Pues esto es lo que pasa en el
Casco Antiguo de Badajoz. Tenemos una Ley y unas ordenanzas muy claras al
respecto, una ‘medallita’ vigente que nos convierte en zona contaminada, un
problema real, de años, pero el Consistorio no quiere coger el toro por los
cuernos. No le van los San Fermines.
¿Cuál es el problema real? Muy
sencillo: no se respetan las leyes. Y que no les vendan milongas, que aquí
nadie ataca al Carnaval ni al velador de caña y tapas ni al restaurante de bien
ni al JB-cola. Los hosteleros piratas —los hay honrados, para que conste, a los
que aplaudimos y alentamos— se han adueñado de las calles y plazas
del centro histórico, concentrándose en el reducido espacio ganado a la
decadencia. Porque no nos engañemos: primero se recuperó la calle y luego llegaron
ellos, no al contrario. Nadie pone un pub en un erial con la esperanza de que
alrededor se construya todo, sino que echa cuentas de dónde pegar el tiro y
allí pone la bala. Francotiradores de la schweppes y la ginebra, aunque en esto
también haya excepciones, como en todo.
Como decía, estos filibusteros
del dinero exprés han conquistado el espacio del peatón con sus veladores, se
entregan a la infamia de ignorar la limitación de potencia acústica, porfían
con el vecino, canjean copas por vasos de plástico con tal de tener al cliente
cerca, hacen cuentas más allá de las horas permitidas, se acogen a cualquier
prerrogativa, a cualquier excusa, que les conceda un par de horas más de caja, depositan
sus basuras en puertas ajenas, no asean los espacios comunes que le han sido
autorizados —“para eso pagan a los de la
limpieza, ¿no? Pues que hagan su trabajo”, proclaman ufanos—. Y frente
a estos, aquellos primeros colonos que apostaron por construir su hogar en un barrio
deprimido, los que llegaron antes de la schweppes y el Despacito, o aquellos
otros que siempre estuvieron por más que ahora los años les doblen la cerviz.

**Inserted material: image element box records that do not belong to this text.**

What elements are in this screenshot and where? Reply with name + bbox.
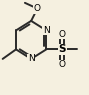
Text: S: S (59, 44, 66, 54)
Text: N: N (28, 54, 35, 63)
Text: N: N (43, 26, 50, 35)
Text: O: O (59, 30, 66, 39)
Text: O: O (59, 60, 66, 69)
Text: O: O (34, 4, 41, 13)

El residente debe tragar con el ruido,
aunque le pese. Es la nueva peste de nuestro tiempo, una condena impuesta por
omisión, por incumplimiento de leyes y ordenanzas. ¿Y por qué? Sencillamente
porque resulta impopular para el político, y porque no sabe aportar
alternativas que le salgan baratas —no hay proyecto de ciudad, no hay ideas, no
hay plan B—. Este tema no da votos cuando el barrio tiene pocos moradores. Los
que están arriba rehúsan lidiar al toro, y permiten, en connivencia con el
morlaco, que éste cornee a los residentes a su antojo. Y los que opositan echan
cuentas de los escasos réditos para meterse en el charco. No interesa, por más
que la Ley sea transparente y hasta la Defensora del Pueblo haya puesto el
grito en el cielo. Una vez más se cumple aquello de que las leyes y las
sentencias están si me benefician; lo contrario es injusticia, atropello,
sinrazón; si no que se lo digan a los ediles de Cáceres, Mérida o Jaraíz, y a
otros tantos que ya irán cayendo. Prevaricación, lo llama el juez antes de
imponer condena.
Pues recuerden que en septiembre tienen
cita con el ‘doctor sonómetro’ y me temo que la enfermedad sufre metástasis.
Y en esas estamos, con una casta
hostelera pérfida, insocial y avara que enarbola la falsa bandera del empleo,
al que explota y somete, y de la rehabilitación de este barrio (¡más les
gustaría a los pequeños urbanistas!), y una clase política ruin, apocada y sin
ideas que echa cuentas de los votos para ponerse del lado de la Ley o
maquillarla.
Me da la risa de pensar que un día
alguien se montara un sarao bajo sus ventanas. ¿Cuánto tardaría en disolverse
el cotarro? ¿Cuánto tardarían ustedes en pedir el auxilio de la Autoridad? ¡Tengan
empatía, cojones! Sean sensibles, apuesten por mediar, por llegar a
entendimientos, por hacer una Badajoz mejor y respetuosa, menos española en
cuanto a miserias. El ruido es de cobardes.